I once told the wrong family that their loved one had died. Seriously. I was charge in the CCU, and we were told we were getting two patients from the ED. One was named Johnson Thomas and the other was named Thomas Johnson. (I kid you not -- those weren't the two names in question, but they were just like that.).
We got the bed ready and we waited . . . and then we heard a code called in the ER. In due course, I got a call that Johnson Thomas had gone to the Cath Lab and Thomas Johnson had died. But the family was already on the way up to the CCU to look for Thomas Johnson, so could I please let them know because they were too slammed to go looking for them.

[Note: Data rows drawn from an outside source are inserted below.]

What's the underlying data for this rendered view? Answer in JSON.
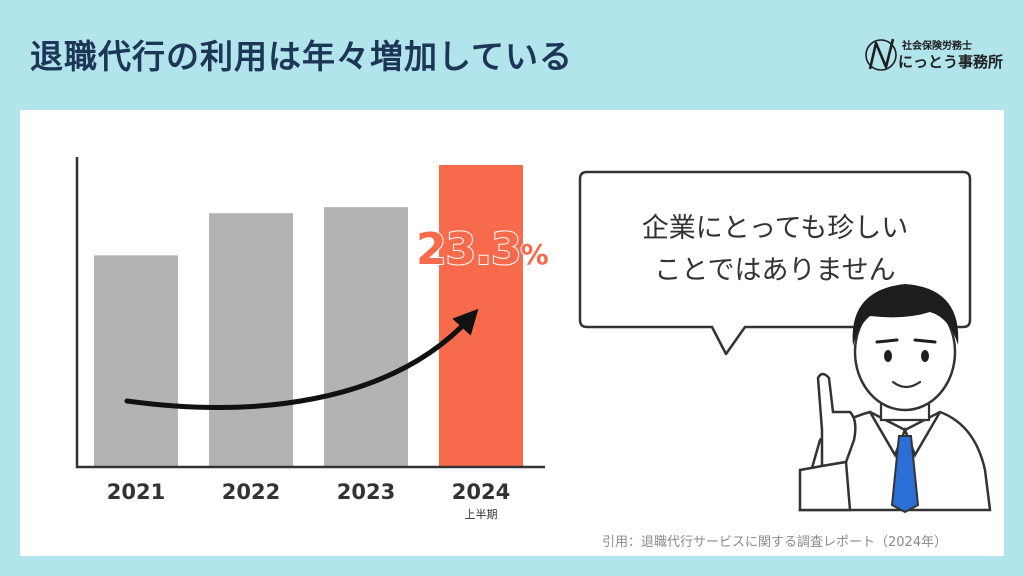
{
  "header": {
    "title": "退職代行の利用は年々増加している",
    "logo_line1": "社会保険労務士",
    "logo_line2": "にっとう事務所"
  },
  "chart_data": {
    "type": "bar",
    "categories": [
      "2021",
      "2022",
      "2023",
      "2024"
    ],
    "category_sublabels": [
      "",
      "",
      "",
      "上半期"
    ],
    "values": [
      70,
      84,
      86,
      100
    ],
    "highlight_index": 3,
    "highlight_label": "23.3",
    "highlight_unit": "%",
    "trend_arrow": true,
    "ylim": [
      0,
      100
    ],
    "grid": false,
    "colors": {
      "bar": "#b3b3b3",
      "highlight": "#f76b4c",
      "axis": "#333333"
    }
  },
  "speech_bubble": {
    "line1": "企業にとっても珍しい",
    "line2": "ことではありません"
  },
  "footer": {
    "source": "引用：退職代行サービスに関する調査レポート（2024年）"
  }
}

Mr. Thomas came from the Cath Lab with the cardiologist, a couple of residents, a procedure nurse bagging and a respiratory therapist pushing a ventilator. We got him all settled in and I went to get his family to come in and see him. While I was in the waiting room, Mr. Johnson's family wanted to know when they could see THEIR loved one. I told them he was still in the ER, and they needed to go back to ER . . . but they'd been back and forth from the ER to the Cath Lab to the CCU waiting room, and they were upset, and the resident and I ended up telling them as gently as possible that he had died. Right about then, Mr. Thomas's family came out of the CCU upset because that wasn't THEIR loved one in the bed . . . .
Our hospital didn't have a name alert policy at that time. They did the next day.
Everyone makes mistakes. What matters isn't that you're perfect because that just isn't possible. What matters is that you do your best for the patient. Sounds like you did that.
I think stick it out. 6 mos goes by quickly and if that ensures a better employee record for you, then I would try to stay until then.
I don't know the specialty you are in and also, easier said then done, but....
Unless someone is critical or tilting on the edge of critical, just try to slow down as far as feeling pressure and do your best. Just try to work your priorities and flow with your work. If everything is not done, then so be it. The fact that we nurses run like crazy and manage somehow to get the work done, allows the managers to get away with short-staffing.
Just some thoughts without knowing the details of your work...Good luck!